Mitochondria are involved in thermogenesis or production of heat. Occurs in the mitochondria present in brown adipose tissues, which is few in no. in human beings. These tissues contain a protein called thermogenin. Thermogenin help in transportation of protons into the mitochondrial matrix.
Apoptosis is the process of cell death. During apoptosis, shrinkage of the cell, fragmentation of the nuclear structure, condensation of chromatic, etc. occur.
Mitochondria play a dual role in apoptosis. They protect healthy cells and facilitate apoptosis.
During apoptosis, a special type of protein is produced called proapoptotic.
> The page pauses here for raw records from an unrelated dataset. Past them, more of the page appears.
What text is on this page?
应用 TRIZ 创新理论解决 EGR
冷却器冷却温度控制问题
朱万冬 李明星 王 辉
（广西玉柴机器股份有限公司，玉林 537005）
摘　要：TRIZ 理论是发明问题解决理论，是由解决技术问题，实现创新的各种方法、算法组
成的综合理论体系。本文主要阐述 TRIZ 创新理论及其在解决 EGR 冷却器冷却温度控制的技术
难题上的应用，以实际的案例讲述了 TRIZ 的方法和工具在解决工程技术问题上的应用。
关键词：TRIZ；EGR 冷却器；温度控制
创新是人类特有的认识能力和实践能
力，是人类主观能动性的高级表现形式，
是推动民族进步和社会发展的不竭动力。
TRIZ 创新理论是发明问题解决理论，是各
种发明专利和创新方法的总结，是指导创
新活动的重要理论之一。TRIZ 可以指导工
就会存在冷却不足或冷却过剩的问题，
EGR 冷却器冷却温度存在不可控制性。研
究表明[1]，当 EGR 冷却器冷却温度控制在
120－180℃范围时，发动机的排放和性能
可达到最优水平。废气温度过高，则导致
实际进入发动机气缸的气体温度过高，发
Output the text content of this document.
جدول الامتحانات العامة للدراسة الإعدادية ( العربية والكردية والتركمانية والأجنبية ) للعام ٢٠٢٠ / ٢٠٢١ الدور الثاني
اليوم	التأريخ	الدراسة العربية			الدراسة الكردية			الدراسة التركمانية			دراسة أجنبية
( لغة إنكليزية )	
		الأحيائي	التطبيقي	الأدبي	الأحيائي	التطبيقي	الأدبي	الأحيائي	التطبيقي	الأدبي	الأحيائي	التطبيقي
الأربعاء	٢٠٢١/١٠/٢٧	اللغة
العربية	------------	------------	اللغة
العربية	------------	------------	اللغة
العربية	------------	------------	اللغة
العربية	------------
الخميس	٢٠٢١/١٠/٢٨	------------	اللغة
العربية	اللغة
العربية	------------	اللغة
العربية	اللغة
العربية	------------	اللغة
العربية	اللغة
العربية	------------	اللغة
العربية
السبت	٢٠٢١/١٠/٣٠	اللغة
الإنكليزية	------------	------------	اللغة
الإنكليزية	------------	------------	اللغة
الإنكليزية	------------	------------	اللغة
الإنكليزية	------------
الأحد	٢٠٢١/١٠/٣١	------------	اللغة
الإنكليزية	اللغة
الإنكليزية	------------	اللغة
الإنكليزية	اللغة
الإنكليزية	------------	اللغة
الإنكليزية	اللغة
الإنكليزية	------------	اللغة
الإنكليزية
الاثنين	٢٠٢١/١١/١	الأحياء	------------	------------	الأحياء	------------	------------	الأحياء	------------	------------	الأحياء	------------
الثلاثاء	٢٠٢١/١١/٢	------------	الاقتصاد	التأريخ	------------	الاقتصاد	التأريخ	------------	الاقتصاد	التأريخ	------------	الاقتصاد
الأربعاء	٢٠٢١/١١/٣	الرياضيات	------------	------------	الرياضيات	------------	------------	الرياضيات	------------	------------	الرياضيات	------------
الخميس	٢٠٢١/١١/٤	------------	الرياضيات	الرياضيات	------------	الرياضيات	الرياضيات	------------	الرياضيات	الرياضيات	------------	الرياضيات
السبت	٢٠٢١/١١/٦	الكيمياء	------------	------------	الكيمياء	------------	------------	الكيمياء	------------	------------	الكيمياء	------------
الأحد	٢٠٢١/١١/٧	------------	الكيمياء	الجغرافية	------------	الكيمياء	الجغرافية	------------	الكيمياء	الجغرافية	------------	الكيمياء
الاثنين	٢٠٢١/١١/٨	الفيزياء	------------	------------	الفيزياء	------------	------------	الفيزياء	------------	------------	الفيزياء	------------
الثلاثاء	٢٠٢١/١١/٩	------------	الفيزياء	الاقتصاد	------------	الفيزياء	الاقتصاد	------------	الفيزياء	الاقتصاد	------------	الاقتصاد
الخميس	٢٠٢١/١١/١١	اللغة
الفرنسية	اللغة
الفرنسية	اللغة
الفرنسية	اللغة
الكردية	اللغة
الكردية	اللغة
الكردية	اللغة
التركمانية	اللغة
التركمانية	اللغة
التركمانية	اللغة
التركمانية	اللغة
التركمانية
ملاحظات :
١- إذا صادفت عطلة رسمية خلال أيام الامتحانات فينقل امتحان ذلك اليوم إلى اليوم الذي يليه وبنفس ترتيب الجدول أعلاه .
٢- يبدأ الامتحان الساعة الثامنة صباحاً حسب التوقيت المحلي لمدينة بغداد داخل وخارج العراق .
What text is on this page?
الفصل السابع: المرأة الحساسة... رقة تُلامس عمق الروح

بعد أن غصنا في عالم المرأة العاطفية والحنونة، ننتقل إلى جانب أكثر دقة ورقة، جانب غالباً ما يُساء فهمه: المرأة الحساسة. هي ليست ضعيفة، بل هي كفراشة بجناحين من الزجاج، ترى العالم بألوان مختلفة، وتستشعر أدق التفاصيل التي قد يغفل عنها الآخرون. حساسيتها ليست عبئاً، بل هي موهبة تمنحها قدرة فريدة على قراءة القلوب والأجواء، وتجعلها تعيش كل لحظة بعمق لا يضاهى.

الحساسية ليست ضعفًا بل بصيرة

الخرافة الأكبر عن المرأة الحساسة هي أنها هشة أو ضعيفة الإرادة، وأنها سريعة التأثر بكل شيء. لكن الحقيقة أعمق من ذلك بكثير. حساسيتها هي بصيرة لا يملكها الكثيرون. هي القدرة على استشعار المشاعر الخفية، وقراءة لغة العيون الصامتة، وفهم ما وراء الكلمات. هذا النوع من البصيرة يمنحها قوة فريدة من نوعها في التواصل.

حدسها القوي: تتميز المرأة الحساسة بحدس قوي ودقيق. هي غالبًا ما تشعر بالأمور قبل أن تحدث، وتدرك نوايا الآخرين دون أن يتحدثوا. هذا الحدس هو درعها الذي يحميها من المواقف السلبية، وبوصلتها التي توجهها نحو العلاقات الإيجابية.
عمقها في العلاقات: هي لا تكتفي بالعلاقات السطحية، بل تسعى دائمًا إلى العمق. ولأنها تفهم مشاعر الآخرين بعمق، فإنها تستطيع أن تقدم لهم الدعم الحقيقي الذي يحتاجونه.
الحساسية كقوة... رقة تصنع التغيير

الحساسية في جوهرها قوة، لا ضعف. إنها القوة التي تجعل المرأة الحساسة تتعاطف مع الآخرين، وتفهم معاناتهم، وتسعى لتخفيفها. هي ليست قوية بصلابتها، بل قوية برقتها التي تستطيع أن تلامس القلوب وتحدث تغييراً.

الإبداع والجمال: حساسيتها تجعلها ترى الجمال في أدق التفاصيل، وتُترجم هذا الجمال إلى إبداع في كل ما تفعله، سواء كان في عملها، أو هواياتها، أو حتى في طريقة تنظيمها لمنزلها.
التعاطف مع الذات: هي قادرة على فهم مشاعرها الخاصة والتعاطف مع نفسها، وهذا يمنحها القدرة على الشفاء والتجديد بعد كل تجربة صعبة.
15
These proteins enter into the mitochondrial membrane and form pores within it. As a result, the proteins present within the mitochondria enter the cytosol and initiate a series of biochemical processes that result in the death of the cell.
Storage of Calcium Ions
Calcium ions are stored in mitochondria and endoplasmic reticulum i.e. ER. Mitochondria store calcium for a short time, to maintain the cell homeostasis.
Diseases associated with Mitochondria:
Any irregularity in the way mitochondria functions can directly affect human health But it is difficult to identify because the symptoms differ from person to person. Disorders of the mitochondria can be quite severe and can lead to organ failure. Some examples of Mitochondrial diseases are Alpers Disease, Barth Syndrome, Kearns-Sayre syndrome (KSS).